While it’s commonly seen in garments, you can also use weaving to create display artwork. They’re often displayed as wall hangings (textile wall art), with some artists experimenting with stitch length and yarn weight to create highly textured arts.
The types of weave structures you can produce include twill, plain, velvet, and satin.
The technique involves making a rug by pulling fabric or loops through a woven base. It’s done using a crochet-type hooking tool that pulls the fabric through the base material. One of the oldest known hooked rugs is said to be the 19th-century floor mats created in Yorkshire, England.
This is the art of making lacing; a delicate fabric often made up of yarn and thread. While it’s unknown about the origin, the 16th century saw an increase in the appeal of lace, and hence the technique grew. The triangular Brussels point de Gaze needle lace shawl is an example of lace that dates to 1850.
A common technique of lace-making is tatting. The method is achieved by wrapping threads around two shuttles into patterns, creating rings of designs. Tatting dates to the 17th century and can be used to make hats, purses, and jewelry.
Creating rope entails combining different strands of material to create one strong cord. Then, you can connect the strands by twisting or braiding the material together. Ancient Egyptians are said to be the oldest civilization to use ropes.
The technique includes stitching counted-thread embroidery onto canvas or another type of sturdy material. The most common examples of canvas work are needlepoint, bargello, and petit point.
What’s The Earliest Example of Textile Art?
Textile has long served a practical use and has not generally been considered to be an actual art form (This is a mistake in my opinion). Bayeux Tapestry, made between 1077 and 1092, is probably the earliest surviving example of textile art. While it’s called a tapestry, the artwork is an elaborate embroidery 20 inches high and 23 inches long.

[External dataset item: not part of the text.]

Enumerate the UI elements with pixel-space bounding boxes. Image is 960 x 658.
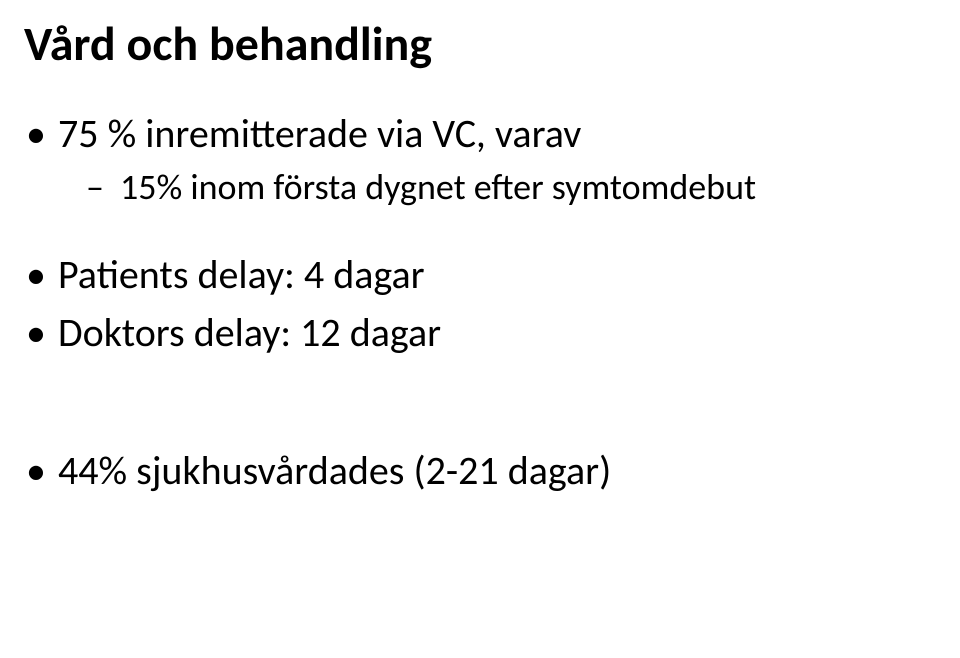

The wool yarn is sewn into figurative scenes telling the story of the Norman Conquest of England and William the conqueror. You can see knights and horses charging forth, men on ships crossing the ocean, and heroic battles in detail.
Interestingly, the artwork’s creator remains a mystery, though most researchers believe a female likely made it as embroidery was categorized as women’s work during those days.
Why Isn’t Textile Art Considered a Fine Art?
Textile art on its own isn’t generally deemed fine art because it has typically been used for more practical purposes. For example, textile art is often used to make lovely items such as blankets and others that help daily, while fine art is made for viewing and entertainment purposes only.
However, it’s vital to note that sometimes you can make textile art without a practical purpose. For example, tapestries were used historically to insulate the walls of a castle. Today, they are used for decoration.
Having said that, many of today’s contemporary fine artists are using textiles more and more in their work. These textile-based modern art pieces should unquestionably be characterized as fine art.